MV: Yes! I know the perfect song then. “Empire State of Mind” by Alicia Keys. That song. It’s kind of funny. When she did her GRAMMY performance, it was this whole thing about songs she wished she’d written, and then you finally write the song you wish you’d written. Chills, bro […] When I was on [Idol] we were in the rehearsal space, she was in the other room practicing her GRAMMY performance. We clearly heard her. We had no idea she was gonna do that for the GRAMMYs. So when we were listening, we were like, “This is cool. This is cool.” But then we were watching the GRAMMYs and it’s like “Holy Crap!” We heard her practicing that. It was the coolest thing ever. We heard her practicing that! So yeah, “Empire State of Mind” is one of those I hear and wish I’d written.

EE: There’s a lot of poetry in there that just speaks to anyone who’s ever been to The City.

MV: It makes me feel very patriotic for New York.

Photo by Elissa Ebersold

EE: I mean I don’t think I feel the same way, per se. But it makes me feel something about it, that’s for sure […] How did you make the decision to try out for Idol? What was the audition process like?

MV: I saw online that they had posted that they were going to be in Buffalo. I had just gotten back from LA because I had just auditioned for The Voice. I had gone through the whole process, and the had ended up telling me to go home. I had the pass to perform in front of the judges but they had filled all their teams before I got to audition. I was out there for a month and I was five feet away from the stage to perform, they were like, “We just got our 40th person. We can’t audition anymore people.”

So I flew home and I was like, “Let’s do something else! Let’s try American Idol.” So I went to Buffalo and it was crazy cool.

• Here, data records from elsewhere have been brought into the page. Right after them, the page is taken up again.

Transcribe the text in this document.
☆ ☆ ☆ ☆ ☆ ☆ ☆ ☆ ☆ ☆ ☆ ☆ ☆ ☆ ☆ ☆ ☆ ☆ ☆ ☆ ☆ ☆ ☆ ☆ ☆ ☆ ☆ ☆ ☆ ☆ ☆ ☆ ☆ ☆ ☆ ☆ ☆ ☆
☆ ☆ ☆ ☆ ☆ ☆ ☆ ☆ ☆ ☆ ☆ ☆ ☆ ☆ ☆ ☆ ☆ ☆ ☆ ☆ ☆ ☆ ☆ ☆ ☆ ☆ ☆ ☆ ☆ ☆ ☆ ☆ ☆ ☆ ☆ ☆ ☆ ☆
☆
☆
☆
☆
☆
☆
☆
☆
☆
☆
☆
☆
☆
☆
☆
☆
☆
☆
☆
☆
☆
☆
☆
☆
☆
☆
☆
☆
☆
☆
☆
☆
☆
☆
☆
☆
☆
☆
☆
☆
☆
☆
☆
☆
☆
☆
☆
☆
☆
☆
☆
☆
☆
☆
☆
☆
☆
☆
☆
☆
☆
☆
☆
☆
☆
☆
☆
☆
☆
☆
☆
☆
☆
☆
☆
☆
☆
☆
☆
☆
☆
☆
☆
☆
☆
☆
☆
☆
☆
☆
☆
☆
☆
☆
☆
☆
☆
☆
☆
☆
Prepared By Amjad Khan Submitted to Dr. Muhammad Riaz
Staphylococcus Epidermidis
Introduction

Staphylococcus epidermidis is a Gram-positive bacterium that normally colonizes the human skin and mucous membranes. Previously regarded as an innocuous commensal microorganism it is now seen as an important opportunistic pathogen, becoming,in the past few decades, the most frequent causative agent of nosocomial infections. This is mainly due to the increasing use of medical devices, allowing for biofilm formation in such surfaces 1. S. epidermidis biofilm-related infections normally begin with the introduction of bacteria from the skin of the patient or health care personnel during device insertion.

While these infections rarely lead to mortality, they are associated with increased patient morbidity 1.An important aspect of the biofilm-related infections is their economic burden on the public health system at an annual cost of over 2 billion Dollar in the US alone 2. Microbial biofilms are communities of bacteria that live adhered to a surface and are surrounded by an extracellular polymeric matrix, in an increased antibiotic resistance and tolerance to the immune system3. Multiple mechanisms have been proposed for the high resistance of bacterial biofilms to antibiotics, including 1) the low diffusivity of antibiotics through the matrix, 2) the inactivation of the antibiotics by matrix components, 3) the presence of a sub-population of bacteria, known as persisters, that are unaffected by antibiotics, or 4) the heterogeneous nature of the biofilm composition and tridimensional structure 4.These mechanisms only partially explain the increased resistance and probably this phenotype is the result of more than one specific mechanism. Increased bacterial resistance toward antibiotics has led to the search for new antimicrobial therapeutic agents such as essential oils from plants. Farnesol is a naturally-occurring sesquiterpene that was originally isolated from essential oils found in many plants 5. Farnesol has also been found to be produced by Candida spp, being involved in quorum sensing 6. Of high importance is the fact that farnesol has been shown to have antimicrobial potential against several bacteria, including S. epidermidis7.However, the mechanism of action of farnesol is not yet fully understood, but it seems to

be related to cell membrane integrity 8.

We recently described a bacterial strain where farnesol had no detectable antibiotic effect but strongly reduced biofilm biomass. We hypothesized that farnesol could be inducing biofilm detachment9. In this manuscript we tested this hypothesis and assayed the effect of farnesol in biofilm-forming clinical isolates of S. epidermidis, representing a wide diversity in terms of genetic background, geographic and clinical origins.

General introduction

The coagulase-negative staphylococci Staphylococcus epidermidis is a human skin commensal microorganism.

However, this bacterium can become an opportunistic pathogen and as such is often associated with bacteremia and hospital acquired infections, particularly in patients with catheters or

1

It was really cold. I was outside with my dad all day and we were freezing. And I auditioned for the producers. They sent me the judges’ pass so I could perform in front of the judges in New York. And from there it’s all a blur, I guess!

EE: So there are three rounds of auditions before you get to the judges?

MV: Actually there were technically two. I had auditioned in front of the producers, and then the two main producers Skyped me and I had to perform two songs for them. It was super quick, and they said they’d call back if we give you the pass for the judges. They called me a week later and said they were passing me through. So that was how that went. It was like, “What’s going on???” That’s why I think it felt so surreal to be in front of all three celebrities. It was such a short process of getting to that point. It was a lot easier than I felt The Voice was. So when I got there I was like, “This isn’t happening? What the heck!”